DONA CHIQUINHA DA TAPIOCA
Óia a tapioca! Ô lapa de tapioca! É mais branquinha do que as fia do coroné!
Esse era o grito da dona Chiquinha da Tapioca, invariavelmente, sempre às cinco horas da manhã. Pouca gente lá no sertão do Quixadá ainda se lembra dela e de suas saborosas e cheirosas tapiocas de coco.
- É de hoje, dona Chiquinha? – perguntava um gaiato.
- Ôxente! Tu tá ficando doido? Onde já se viu tapioca de ontonte prestar pra alguma coisa? – exasperava-se – fiz agorinha lá em casa. Quem quer, quer. Quem num quer, tem quem quer! – saía faceira, trombuda, ofendida.
Dona Chiquinha criou os oito filhos com a venda de tapioca. O marido, caixeiro viajante, irresponsável, largou ela com os filhos, quatro meninos e quatro meninas.

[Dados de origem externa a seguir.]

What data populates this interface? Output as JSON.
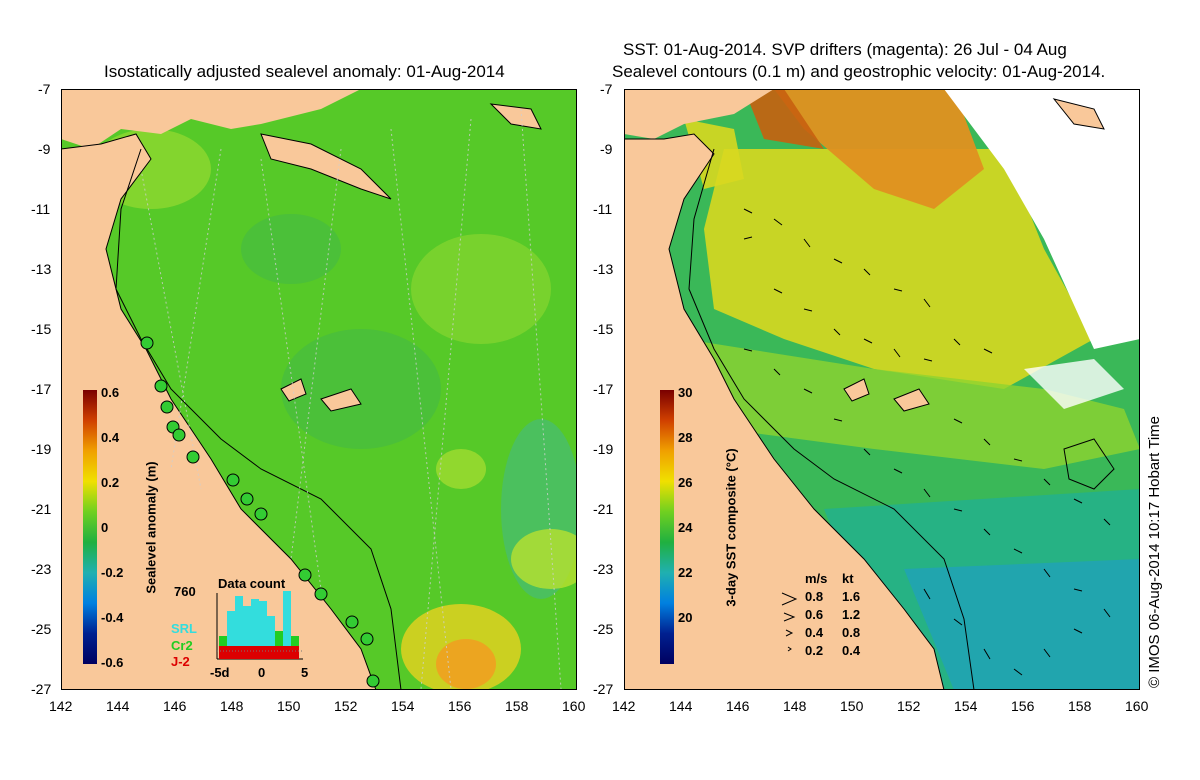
{
  "left_panel": {
    "title": "Isostatically adjusted sealevel anomaly: 01-Aug-2014",
    "colorbar": {
      "label": "Sealevel anomaly (m)",
      "ticks": [
        "0.6",
        "0.4",
        "0.2",
        "0",
        "-0.2",
        "-0.4",
        "-0.6"
      ]
    },
    "data_count": {
      "title": "Data count",
      "max_label": "760",
      "x_ticks": [
        "-5d",
        "0",
        "5"
      ],
      "series": [
        {
          "name": "SRL",
          "color": "#33dddd"
        },
        {
          "name": "Cr2",
          "color": "#22cc22"
        },
        {
          "name": "J-2",
          "color": "#dd0000"
        }
      ]
    }
  },
  "right_panel": {
    "title_line1": "SST: 01-Aug-2014. SVP drifters (magenta): 26 Jul - 04 Aug",
    "title_line2": "Sealevel contours (0.1 m) and geostrophic velocity: 01-Aug-2014.",
    "colorbar": {
      "label": "3-day SST composite (°C)",
      "ticks": [
        "30",
        "28",
        "26",
        "24",
        "22",
        "20"
      ]
    },
    "velocity_legend": {
      "header_ms": "m/s",
      "header_kt": "kt",
      "rows": [
        {
          "ms": "0.8",
          "kt": "1.6"
        },
        {
          "ms": "0.6",
          "kt": "1.2"
        },
        {
          "ms": "0.4",
          "kt": "0.8"
        },
        {
          "ms": "0.2",
          "kt": "0.4"
        }
      ]
    }
  },
  "axes": {
    "lat_ticks": [
      "-7",
      "-9",
      "-11",
      "-13",
      "-15",
      "-17",
      "-19",
      "-21",
      "-23",
      "-25",
      "-27"
    ],
    "lon_ticks": [
      "142",
      "144",
      "146",
      "148",
      "150",
      "152",
      "154",
      "156",
      "158",
      "160"
    ]
  },
  "credit": "© IMOS 06-Aug-2014 10:17 Hobart Time",
  "colors": {
    "land": "#f9c89a",
    "sla_background": "#5ccf2a",
    "sst_warm": "#e8d020",
    "sst_cool": "#2fbf60"
  }
}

Justo que só boca de cabrito.
- Cadê o pai desses meninos, dona Chiquinha? – alguém perguntava sempre.
- Sei lá daquela peste! – respondia entre risos – Tá por aí raparigando!

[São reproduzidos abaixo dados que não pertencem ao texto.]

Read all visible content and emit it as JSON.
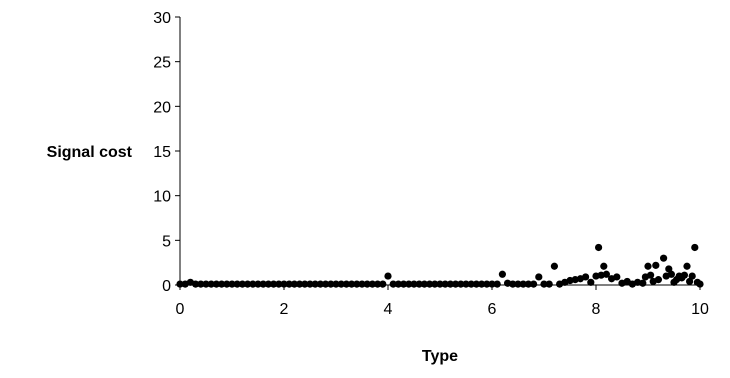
{
  "chart_data": {
    "type": "scatter",
    "title": "",
    "xlabel": "Type",
    "ylabel": "Signal cost",
    "xlim": [
      0,
      10
    ],
    "ylim": [
      0,
      30
    ],
    "x_ticks": [
      "0",
      "2",
      "4",
      "6",
      "8",
      "10"
    ],
    "y_ticks": [
      "0",
      "5",
      "10",
      "15",
      "20",
      "25",
      "30"
    ],
    "grid": false,
    "legend": "none",
    "marker_color": "#000000",
    "points": [
      [
        0.0,
        0.1
      ],
      [
        0.1,
        0.1
      ],
      [
        0.2,
        0.3
      ],
      [
        0.3,
        0.1
      ],
      [
        0.4,
        0.1
      ],
      [
        0.5,
        0.1
      ],
      [
        0.6,
        0.1
      ],
      [
        0.7,
        0.1
      ],
      [
        0.8,
        0.1
      ],
      [
        0.9,
        0.1
      ],
      [
        1.0,
        0.1
      ],
      [
        1.1,
        0.1
      ],
      [
        1.2,
        0.1
      ],
      [
        1.3,
        0.1
      ],
      [
        1.4,
        0.1
      ],
      [
        1.5,
        0.1
      ],
      [
        1.6,
        0.1
      ],
      [
        1.7,
        0.1
      ],
      [
        1.8,
        0.1
      ],
      [
        1.9,
        0.1
      ],
      [
        2.0,
        0.1
      ],
      [
        2.1,
        0.1
      ],
      [
        2.2,
        0.1
      ],
      [
        2.3,
        0.1
      ],
      [
        2.4,
        0.1
      ],
      [
        2.5,
        0.1
      ],
      [
        2.6,
        0.1
      ],
      [
        2.7,
        0.1
      ],
      [
        2.8,
        0.1
      ],
      [
        2.9,
        0.1
      ],
      [
        3.0,
        0.1
      ],
      [
        3.1,
        0.1
      ],
      [
        3.2,
        0.1
      ],
      [
        3.3,
        0.1
      ],
      [
        3.4,
        0.1
      ],
      [
        3.5,
        0.1
      ],
      [
        3.6,
        0.1
      ],
      [
        3.7,
        0.1
      ],
      [
        3.8,
        0.1
      ],
      [
        3.9,
        0.1
      ],
      [
        4.0,
        1.0
      ],
      [
        4.1,
        0.1
      ],
      [
        4.2,
        0.1
      ],
      [
        4.3,
        0.1
      ],
      [
        4.4,
        0.1
      ],
      [
        4.5,
        0.1
      ],
      [
        4.6,
        0.1
      ],
      [
        4.7,
        0.1
      ],
      [
        4.8,
        0.1
      ],
      [
        4.9,
        0.1
      ],
      [
        5.0,
        0.1
      ],
      [
        5.1,
        0.1
      ],
      [
        5.2,
        0.1
      ],
      [
        5.3,
        0.1
      ],
      [
        5.4,
        0.1
      ],
      [
        5.5,
        0.1
      ],
      [
        5.6,
        0.1
      ],
      [
        5.7,
        0.1
      ],
      [
        5.8,
        0.1
      ],
      [
        5.9,
        0.1
      ],
      [
        6.0,
        0.1
      ],
      [
        6.1,
        0.1
      ],
      [
        6.2,
        1.2
      ],
      [
        6.3,
        0.2
      ],
      [
        6.4,
        0.1
      ],
      [
        6.5,
        0.1
      ],
      [
        6.6,
        0.1
      ],
      [
        6.7,
        0.1
      ],
      [
        6.8,
        0.1
      ],
      [
        6.9,
        0.9
      ],
      [
        7.0,
        0.1
      ],
      [
        7.1,
        0.1
      ],
      [
        7.2,
        2.1
      ],
      [
        7.3,
        0.1
      ],
      [
        7.4,
        0.3
      ],
      [
        7.5,
        0.5
      ],
      [
        7.6,
        0.6
      ],
      [
        7.7,
        0.7
      ],
      [
        7.8,
        0.9
      ],
      [
        7.9,
        0.3
      ],
      [
        8.0,
        1.0
      ],
      [
        8.05,
        4.2
      ],
      [
        8.1,
        1.1
      ],
      [
        8.15,
        2.1
      ],
      [
        8.2,
        1.2
      ],
      [
        8.3,
        0.7
      ],
      [
        8.4,
        0.9
      ],
      [
        8.5,
        0.2
      ],
      [
        8.6,
        0.4
      ],
      [
        8.7,
        0.1
      ],
      [
        8.8,
        0.3
      ],
      [
        8.9,
        0.2
      ],
      [
        8.95,
        0.9
      ],
      [
        9.0,
        2.1
      ],
      [
        9.05,
        1.1
      ],
      [
        9.1,
        0.4
      ],
      [
        9.15,
        2.2
      ],
      [
        9.2,
        0.6
      ],
      [
        9.3,
        3.0
      ],
      [
        9.35,
        1.0
      ],
      [
        9.4,
        1.8
      ],
      [
        9.45,
        1.2
      ],
      [
        9.5,
        0.3
      ],
      [
        9.55,
        0.6
      ],
      [
        9.6,
        1.0
      ],
      [
        9.65,
        0.8
      ],
      [
        9.7,
        1.1
      ],
      [
        9.75,
        2.1
      ],
      [
        9.8,
        0.4
      ],
      [
        9.85,
        1.0
      ],
      [
        9.9,
        4.2
      ],
      [
        9.95,
        0.3
      ],
      [
        10.0,
        0.1
      ]
    ]
  }
}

Dona Chiquinha gostava mesmo era de sair vendendo tapioca de coco. “Se divertia muito”, dizia ela.
- Gosto demais desse serviço. Num vô mentir... Vendo tudim. Num sobra nem um farelo! – gabava-se orgulhosa, sorridente.
Mas tinha uma coisa: no cesto onde ela levava as tapiocas, sempre tinha um burrinho, que aqui no Ceará é uma garrafa de refrigerante cheia até a tampa de cachaça. Entre uma tapioca e outra, dona Chiquinha entornava o burrinho com gosto de gás. Uma lapada aqui, outra lapada ali e dona Chiquinha saía com o cesto de tapioca em riba da cabeça, trôpega, cambaleando, soltando a língua, aos trambolhões. A canalha não perdia tempo e começava a mangofa com a dona Chiquinha.
- Dona Chiquinha tem tapioca de batata-doce?
- Vão pra baixa da égua, seus fí de corno! – gritava ela – Vão aperrear o cão com reza! – saía esbaforida, afobada, exasperada, vermelha como uma malagueta.
- Dona Chiquinha já tá melada, não tem tapioca, mas tem marmelada! – gritava em coro os meninos.
- Ocês num tem mãe não, seus fí de quenga? Vão pra casa do Chico!
Era assim todo dia. Chegava contrariada em casa, bufando. O filho mais velho já acostumado vinha logo consolar.
- Esse magote de fí duma égua! Bando de fí de corno! – estrebuchava ela.
- Mamãe, pare de esculhambar os seus clientes. Ninguém mais vai querer comprar suas tapiocas. E pare de beber cachaça. Onde já se viu uma pessoa como a senhora dando esse exemplo?
- Vai tu também pra baixa da égua! Num tô dizendo mermo! Ôxente! Bebi só um golinho de nada! É só pra atiçar as pernas.
Quem disse que ela tomou jeito? No outro dia tava lá às cinco da matina gritando seu bordão:
- Óia a tapioca, bando de fulerage! Quem quer, quer. Quem num quer, tem quem quer!
E o povo que dá o maior valor a uma palhaçada, levava a velha a pagode.
- Já tá melada, dona Chiquinha? – gritava o seu João da bodega.
- Melada é a tua mãe, cabra safado! Tu é muito é do chifrudo, corno véi!
Aí o povo que não tem nada o que fazer botava mais lenha na fogueira:
- Dona Chiquinha, tem tapioca de pinga?
- Vão aperrear o cão com reza, seus cabras safados! Bando de mói de chifre!
Entre uma imprecação e outra, dia após dia, vendendo suas tapiocas sempre levando o burrinho até a tampa de manguaça e batendo boca com o povo da rua, dona Chiquinha criou os oito filhos. Todos formados, bem casados. Morreu tranquilamente em casa, com 99 anos. Enquanto pôde, nunca deixou de fazer tapioca nem de tomar uma cachacinha. O filho mais velho, hoje médico anestesista foi quem me contou essa história entre risos, gargalhadas e os olhos marejados, distantes no passado.